College of Veterinary Medicine
Twin Cities
Maintaining genomic integrity is imperative for all living things. Genomes are constantly under threat by endogenous and exogenous sources of DNA damage. RNA polymerase (RNAP) has emerged as a critical player in the sensing of DNA lesions and initiating DNA repair processes. RNAP can sense bulky lesions induced by UV exposure and stimulate homologous recombination. In prokaryotes, transcription and translation are coupled. Translation of a nascent mRNA begins as soon as the ribosome binding site (RBS) emerges from the transcribing RNAP. The physical tethering has a profound impact on RNAP. Coupled ribosomes can restart stalled RNAPs and control their processivity. However, how coupling impacts DNA repair is unknown.
The long-term goal of this project is to determine the impact of transcription-translation coupling on genomic integrity. Preliminary data suggest that translation impedes repair of double-stranded DNA breaks (DSBs) at protein coding genes. Using the Gram-positive model organism Bacillus subtilis, these researchers have found that slowing translation using low doses of translation inhibitors reduces sensitivity to genotoxic agents. Additionally, they find that increasing ribosome stalling by methylation or the ribosome or removal of ribosome processivity factors, also improves survival to genotoxic agents by several orders of magnitude. They predict that slowing translation decouples it from transcription, and that this promotes the ability of RNAP to promote DNA repair of DSBs at protein coding genes. The researchers are investigating this by developing engineered, conditional DSB systems. To accomplish this, they will utilize both homing endonucleases and two different CRISPR nucleases.
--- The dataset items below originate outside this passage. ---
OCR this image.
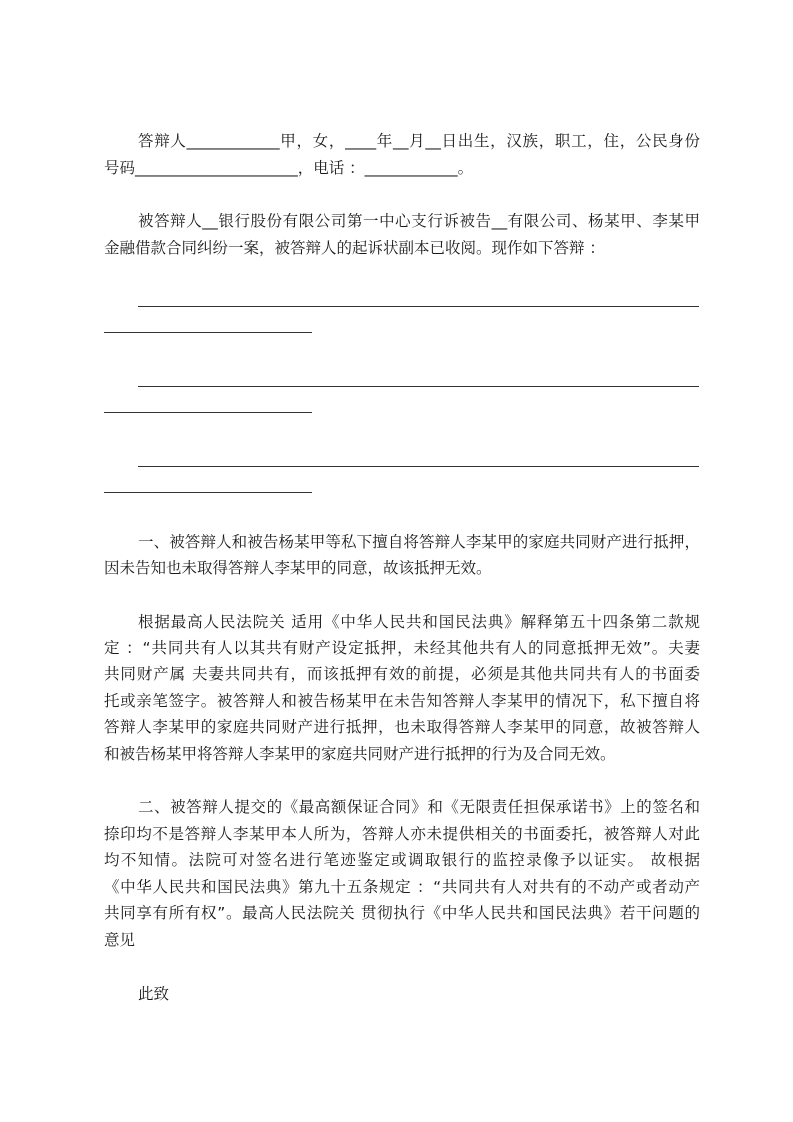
答辩人____________甲，女，____年__月__日出生，汉族，职工，住，公民身份
号码_____________________，电话 ：____________。
被答辩人__银行股份有限公司第一中心支行诉被告__有限公司、杨某甲、李某甲
金融借款合同纠纷一案，被答辩人的起诉状副本已收阅。现作如下答辩 ：
一、被答辩人和被告杨某甲等私下擅自将答辩人李某甲的家庭共同财产进行抵押，
因未告知也未取得答辩人李某甲的同意，故该抵押无效。
根据最高人民法院关 适用《中华人民共和国民法典》解释第五十四条第二款规
定 ：“共同共有人以其共有财产设定抵押，未经其他共有人的同意抵押无效”。夫妻
共同财产属 夫妻共同共有，而该抵押有效的前提，必须是其他共同共有人的书面委
托或亲笔签字。被答辩人和被告杨某甲在未告知答辩人李某甲的情况下，私下擅自将
答辩人李某甲的家庭共同财产进行抵押，也未取得答辩人李某甲的同意，故被答辩人
和被告杨某甲将答辩人李某甲的家庭共同财产进行抵押的行为及合同无效。
二、被答辩人提交的《最高额保证合同》和《无限责任担保承诺书》上的签名和
捺印均不是答辩人李某甲本人所为，答辩人亦未提供相关的书面委托，被答辩人对此
均不知情。法院可对签名进行笔迹鉴定或调取银行的监控录像予以证实。 故根据
《中华人民共和国民法典》第九十五条规定 ：“共同共有人对共有的不动产或者动产
共同享有所有权”。最高人民法院关 贯彻执行《中华人民共和国民法典》若干问题的
意见
此致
They will leverage these systems to interrogate DSB repair at all non-essential, protein coding genes in B. subtilis. Specifically, they will use these systems to determine how translation impacts the kinetics of DSB repair, how translation regulates repair proteins at DSBs, and how the translation regulatory mechanisms modulate DSB repair.
The three fundamental processes of transcription, translation, and DNA repair are highly conserved among prokaryotes. These studies will elucidate how these processes are integrated in living cells. This work will not only greatly expand the view of the regulation of DNA repair, but also investigate the molecular mechanisms of transcription-translation coupling in living cells. Transcription, translation, and DNA repair are crucial processes for many aspects of cellular life and, as such, the results of these experiments will provide mechanistic insights into genomic instability in prokaryotes, antimicrobial resistance, and evolution.